Thankfully, researchers today have a better understanding of how drugs affect the brain, and they’ve discovered recovery treatments to help addicts live valuable lifestyles.
What is Drug Addiction?
Addiction is an ongoing disorder marked by obsessive or hard-to-manage pursuance of substances, despite severe effects. For the most part, taking medicines is a voluntary move. Continuous drug use, however, can cause brain alterations that make it difficult for an addict to maintain self-control and resist strong drug cravings.
Because these brain alterations can last a long time, drug addiction is classified as a “relapsing” condition, meaning that individuals in recovery face a higher threat of relapsing, even after abstaining for years.
What Happens to a Person’s Brain When They Consume Drugs?
Numerous drugs cause euphoria while also filling the brain’s “reward circuit” with dopamine. A fully functioning reward system encourages a person to repeat behaviors necessary for survival, like being with their family and eating. Dopamine spikes promote enjoyable but harmful behaviors like drug usage, causing individuals to repeat the activity.
The brain adjusts by lowering the capacity to react to drugs as they continue using them. This reduces the person’s high compared to when they initially started using the medication, a phenomenon known as tolerance.
To attain the same high, they can consume more drugs. As a result of these brain changes, people are often unable to take pleasure from things they once enjoyed, such as activities with friends, sex, and meals.
Long-term use also affects other chemical processes and circuits in the brain, impacting activities such as:
Why Do Some People Develop A Drug Addiction While Others do Not?
There is no single element that can indicate whether or not a person would get addicted to a substance. A number of components influence addiction risk. Greater risk factors mean a higher likelihood of getting addicted to narcotics. Factors comprise:
Fifty percent of someone’s chance of addiction is determined by the genes they are born with. Mental problems, ethnicity and gender, ethnicity, and the presence of other mental problems may all have a role in the likelihood of developing a drug addiction.

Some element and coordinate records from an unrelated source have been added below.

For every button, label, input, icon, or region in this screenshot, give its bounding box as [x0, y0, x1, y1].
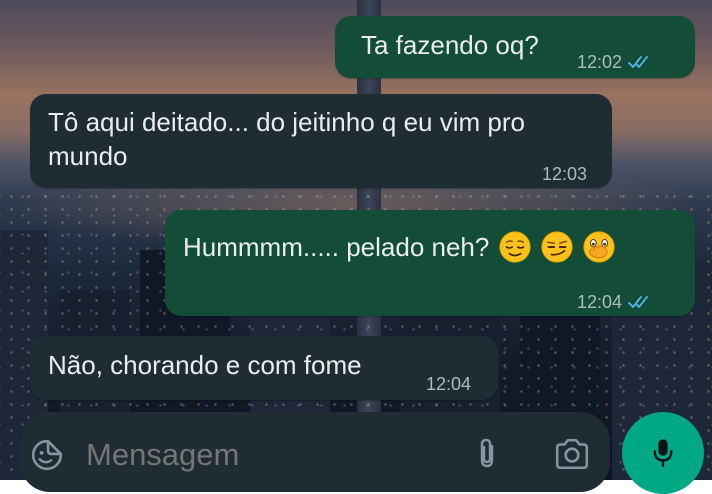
message-text-line-1: Tô aqui deitado... do jeitinho q eu vim …: [48, 106, 525, 138]
message-text-line-2: mundo: [48, 140, 128, 172]
message-meta: 12:04: [577, 286, 652, 318]
message-meta: 12:03: [542, 158, 587, 190]
message-text: Não, chorando e com fome: [48, 349, 362, 381]
message-text: Ta fazendo oq?: [361, 29, 539, 61]
message-time: 12:03: [542, 158, 587, 190]
smirking-face-emoji: [540, 230, 574, 264]
read-receipt-icon: [628, 295, 652, 309]
message-time: 12:04: [577, 286, 622, 318]
message-outgoing[interactable]: Hummmm..... pelado neh? 12:04: [165, 210, 695, 316]
message-meta: 12:04: [426, 368, 471, 400]
read-receipt-icon: [628, 55, 652, 69]
camera-icon[interactable]: [554, 438, 590, 470]
message-incoming[interactable]: Tô aqui deitado... do jeitinho q eu vim …: [30, 94, 612, 188]
sticker-icon[interactable]: [30, 438, 64, 472]
message-text-row: Hummmm..... pelado neh?: [183, 231, 616, 266]
message-outgoing[interactable]: Ta fazendo oq? 12:02: [335, 16, 695, 78]
message-meta: 12:02: [577, 46, 652, 78]
relieved-face-emoji: [498, 230, 532, 264]
face-with-hand-over-mouth-emoji: [582, 230, 616, 264]
message-composer: [20, 412, 610, 492]
message-text: Hummmm..... pelado neh?: [183, 232, 489, 262]
message-time: 12:04: [426, 368, 471, 400]
message-input[interactable]: [84, 434, 448, 476]
message-incoming[interactable]: Não, chorando e com fome 12:04: [30, 336, 498, 400]
message-time: 12:02: [577, 46, 622, 78]
voice-message-button[interactable]: [622, 412, 704, 494]
mic-icon: [652, 438, 674, 468]
paperclip-icon[interactable]: [476, 437, 500, 471]
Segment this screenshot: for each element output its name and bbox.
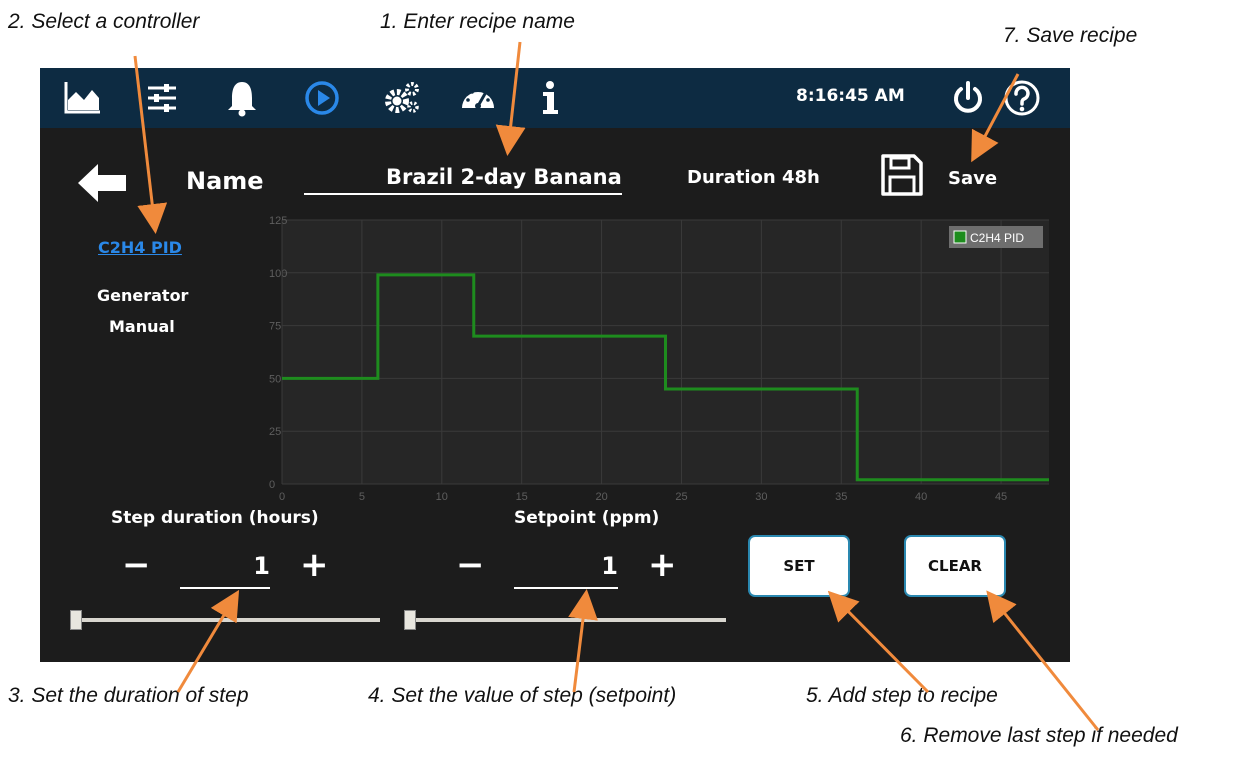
arrow-setpoint bbox=[568, 589, 598, 693]
arrow-recipe-name bbox=[495, 41, 526, 156]
arrow-save bbox=[971, 73, 1020, 163]
arrow-clear bbox=[986, 590, 1100, 731]
arrow-set bbox=[827, 590, 930, 694]
annotation-arrows bbox=[133, 41, 1100, 731]
arrow-duration bbox=[176, 589, 240, 693]
arrow-controller bbox=[133, 55, 168, 234]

Family and friends, as well as economic position and general life quality, all have an impact on a person’s environment. Early drug exposure, sexual and physical abuse, peer pressure, stress, and parental guidance are all factors that might influence a person’s propensity for drug use and addiction.
Addiction risk is influenced by genetic and environmental variables as well as important developmental phases in a person’s life. Even though using drugs at any age may cause addiction, an earlier start makes addiction more probable.
This is especially troubling for teenagers. Teens may be more prone to dangerous activities, such as drug use, since the decision-making, judgment, and self-control aspects of their brain are still in development.
Is It Possible to Cure or Prevent Drug Addiction?
In most cases, substance addiction treatment does not result in a cure. It can, however, be successfully handled. People recovering from addiction are in danger of relapse for years, if not their entire lives.
According to research, combining addiction treatment medications with behavioral therapy gives most patients the best chance of success. Treatment plans that are personalized to each patient’s drug use habits as well as any co-occurring physical, behavioral, or social issues can help them maintain their recovery.